Die Lymphdrainage ist eine Entstauungstherapie, bei der durch sanfte Griffe, Druck- und Entspannungstechniken der Fluss der Lymphe im Körper auf eine sehr angenehme Weise angeregt wird. Ihre Anwendungsgebiete sind breit gefächert. Sie dient vor allem als Ödem- und Entstauungstherapie ödematöser Körperregionen, welche nach Verletzungen oder Operationen (Tumorbehandlung bzw. Lymphknotenentfernung) entstehen können. Durch verschiedene Grifftechniken wird das Lymphsystem aktiviert, der Lymphabfluss verbessert. Das Ödem, die Schwellung, die Spannung und ggf. der Schmerz gehen zurück. Auch im Bereich der Gesichts- und Körperkosmetik wird sie angewendet.

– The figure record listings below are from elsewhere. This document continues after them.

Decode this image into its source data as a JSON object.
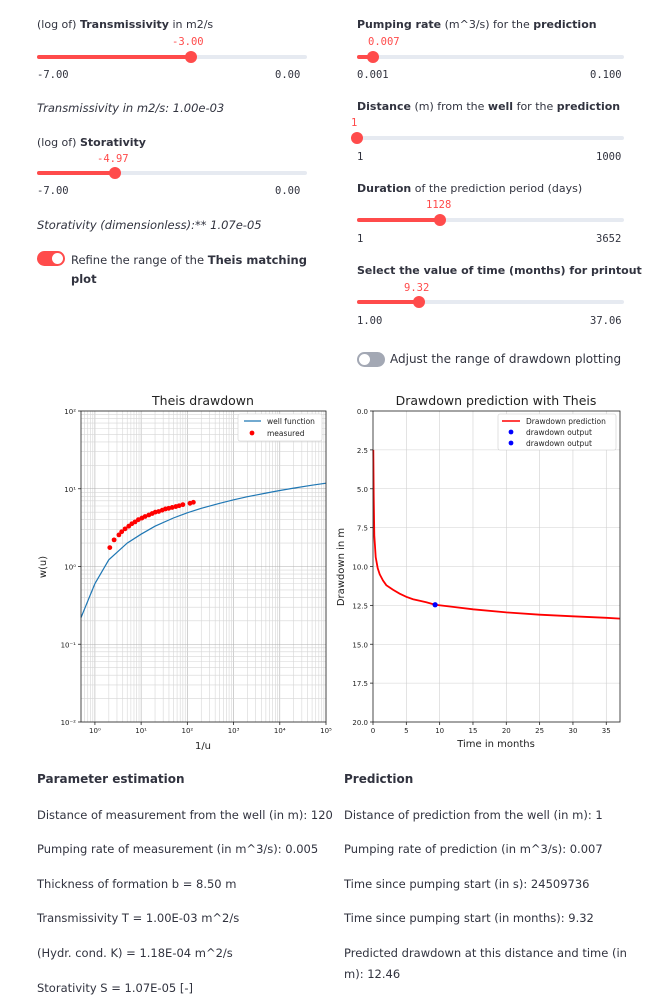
{
  "left": {
    "transmissivity_log": {
      "label_prefix": "(log of)",
      "label_bold": "Transmissivity",
      "label_suffix": "in m2/s",
      "value": "-3.00",
      "min": "-7.00",
      "max": "0.00",
      "fraction": 0.571
    },
    "transmissivity_text": "Transmissivity in m2/s: 1.00e-03",
    "storativity_log": {
      "label_prefix": "(log of)",
      "label_bold": "Storativity",
      "value": "-4.97",
      "min": "-7.00",
      "max": "0.00",
      "fraction": 0.29
    },
    "storativity_text": "Storativity (dimensionless):** 1.07e-05",
    "refine_toggle": {
      "label_prefix": "Refine the range of the",
      "label_bold": "Theis matching",
      "label_line2": "plot",
      "on": true
    }
  },
  "right": {
    "pumping_rate": {
      "label_prefix": "Pumping rate",
      "label_suffix": "(m^3/s) for the",
      "label_bold": "prediction",
      "value": "0.007",
      "min": "0.001",
      "max": "0.100",
      "fraction": 0.061
    },
    "distance": {
      "label_bold1": "Distance",
      "label_mid": "(m) from the",
      "label_bold2": "well",
      "label_mid2": "for the",
      "label_bold3": "prediction",
      "value": "1",
      "min": "1",
      "max": "1000",
      "fraction": 0.0
    },
    "duration": {
      "label_bold": "Duration",
      "label_suffix": "of the prediction period (days)",
      "value": "1128",
      "min": "1",
      "max": "3652",
      "fraction": 0.309
    },
    "time_printout": {
      "label": "Select the value of time (months) for printout",
      "value": "9.32",
      "min": "1.00",
      "max": "37.06",
      "fraction": 0.231
    },
    "adjust_toggle": {
      "label": "Adjust the range of drawdown plotting",
      "on": false
    }
  },
  "colors": {
    "accent": "#ff4b4b",
    "track": "#e6eaf1",
    "well_curve": "#1f77b4",
    "measured": "#ff0000",
    "prediction_line": "#ff0000",
    "prediction_point": "#0000ff"
  },
  "chart_data": [
    {
      "type": "scatter",
      "title": "Theis drawdown",
      "xlabel": "1/u",
      "ylabel": "w(u)",
      "xscale": "log",
      "yscale": "log",
      "xlim": [
        0.5,
        100000
      ],
      "ylim": [
        0.01,
        100
      ],
      "x_ticks": [
        "10⁰",
        "10¹",
        "10²",
        "10³",
        "10⁴",
        "10⁵"
      ],
      "y_ticks": [
        "10⁻²",
        "10⁻¹",
        "10⁰",
        "10¹",
        "10²"
      ],
      "grid": true,
      "legend": "top-right",
      "series": [
        {
          "name": "well function",
          "kind": "line",
          "x": [
            0.5,
            1,
            2,
            5,
            10,
            20,
            50,
            100,
            200,
            500,
            1000,
            2000,
            5000,
            10000,
            20000,
            50000,
            100000
          ],
          "y": [
            0.22,
            0.6,
            1.22,
            2.0,
            2.6,
            3.3,
            4.2,
            4.9,
            5.6,
            6.5,
            7.2,
            7.9,
            8.8,
            9.5,
            10.2,
            11.1,
            11.8
          ]
        },
        {
          "name": "measured",
          "kind": "scatter",
          "x": [
            2.1,
            2.6,
            3.3,
            3.8,
            4.5,
            5.4,
            6.3,
            7.4,
            8.7,
            10.4,
            12.2,
            14.7,
            17.3,
            20.2,
            24,
            28.6,
            33.6,
            39.5,
            47,
            56.3,
            66.5,
            80,
            114,
            135
          ],
          "y": [
            1.75,
            2.2,
            2.55,
            2.8,
            3.05,
            3.3,
            3.55,
            3.75,
            4.0,
            4.2,
            4.4,
            4.6,
            4.8,
            5.0,
            5.1,
            5.3,
            5.5,
            5.6,
            5.75,
            5.9,
            6.05,
            6.25,
            6.5,
            6.7
          ]
        }
      ]
    },
    {
      "type": "line",
      "title": "Drawdown prediction with Theis",
      "xlabel": "Time in months",
      "ylabel": "Drawdown in m",
      "xlim": [
        0,
        37.06
      ],
      "ylim": [
        20,
        0
      ],
      "x_ticks": [
        "0",
        "5",
        "10",
        "15",
        "20",
        "25",
        "30",
        "35"
      ],
      "y_ticks": [
        "0.0",
        "2.5",
        "5.0",
        "7.5",
        "10.0",
        "12.5",
        "15.0",
        "17.5",
        "20.0"
      ],
      "grid": true,
      "legend": "top-right",
      "series": [
        {
          "name": "Drawdown prediction",
          "kind": "line",
          "x": [
            0.05,
            0.1,
            0.2,
            0.4,
            0.7,
            1,
            1.5,
            2,
            3,
            4,
            5,
            6,
            7,
            8,
            9.32,
            12,
            15,
            20,
            25,
            30,
            35,
            37.06
          ],
          "y": [
            2.5,
            5.5,
            8.0,
            9.4,
            10.1,
            10.5,
            10.9,
            11.2,
            11.5,
            11.75,
            11.95,
            12.1,
            12.2,
            12.3,
            12.46,
            12.6,
            12.75,
            12.95,
            13.1,
            13.2,
            13.3,
            13.35
          ]
        },
        {
          "name": "drawdown output",
          "kind": "scatter",
          "x": [
            9.32
          ],
          "y": [
            12.46
          ]
        },
        {
          "name": "drawdown output",
          "kind": "scatter",
          "x": [
            9.32
          ],
          "y": [
            12.46
          ]
        }
      ]
    }
  ],
  "param_estimation": {
    "heading": "Parameter estimation",
    "lines": [
      "Distance of measurement from the well (in m): 120",
      "Pumping rate of measurement (in m^3/s): 0.005",
      "Thickness of formation b = 8.50 m",
      "Transmissivity T = 1.00E-03 m^2/s",
      "(Hydr. cond. K) = 1.18E-04 m^2/s",
      "Storativity S = 1.07E-05 [-]"
    ]
  },
  "prediction": {
    "heading": "Prediction",
    "lines": [
      "Distance of prediction from the well (in m): 1",
      "Pumping rate of prediction (in m^3/s): 0.007",
      "Time since pumping start (in s): 24509736",
      "Time since pumping start (in months): 9.32"
    ],
    "drawdown_line1": "Predicted drawdown at this distance and time (in",
    "drawdown_line2": "m): 12.46"
  }
}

Die manuelle Lymphdrainage wirkt entstauend, entgiftend, regenerationsfördernd und zugleich beruhigend.

Indikationen für Manuelle Lymphdrainagen sind:

sämtliche orthopädischen und traumatologischen Erkrankungen, die mit einer Schwellung einhergehen (z. B. Verrenkungen, Zerrungen, Verstauchungen, Muskelfaserrisse). Auch bei Verbrennungen, Schleudertrauma, Morbus Sudeck, Migräne und ähnlichen Krankheitsbildern wird die Manuelle Lymphdrainage angewendet. In der Narbenbehandlung hat die ML das Ziel der besseren Verschieblichkeit der Narbe sowie die Lymphgefäßneubildung im durchtrennten Gewebe. Auch in der Schmerzbekämpfung, auch vor und nach Operationen (z. B. nach Knie- oder Hüfttotalendoprothesen), hilft sie, das Gewebe zu entstauen, dies führt zu einer teilweisen Reduzierung von Schmerzmittelgaben, der Heilungsprozess verläuft schneller.

Bei ausgeprägten lymphatischen Erkrankungen (Stauungen) wird diese Therapie mit Kompressionsverbänden oder nach maßgefertigten Kompressionsstrümpfen unterstützt.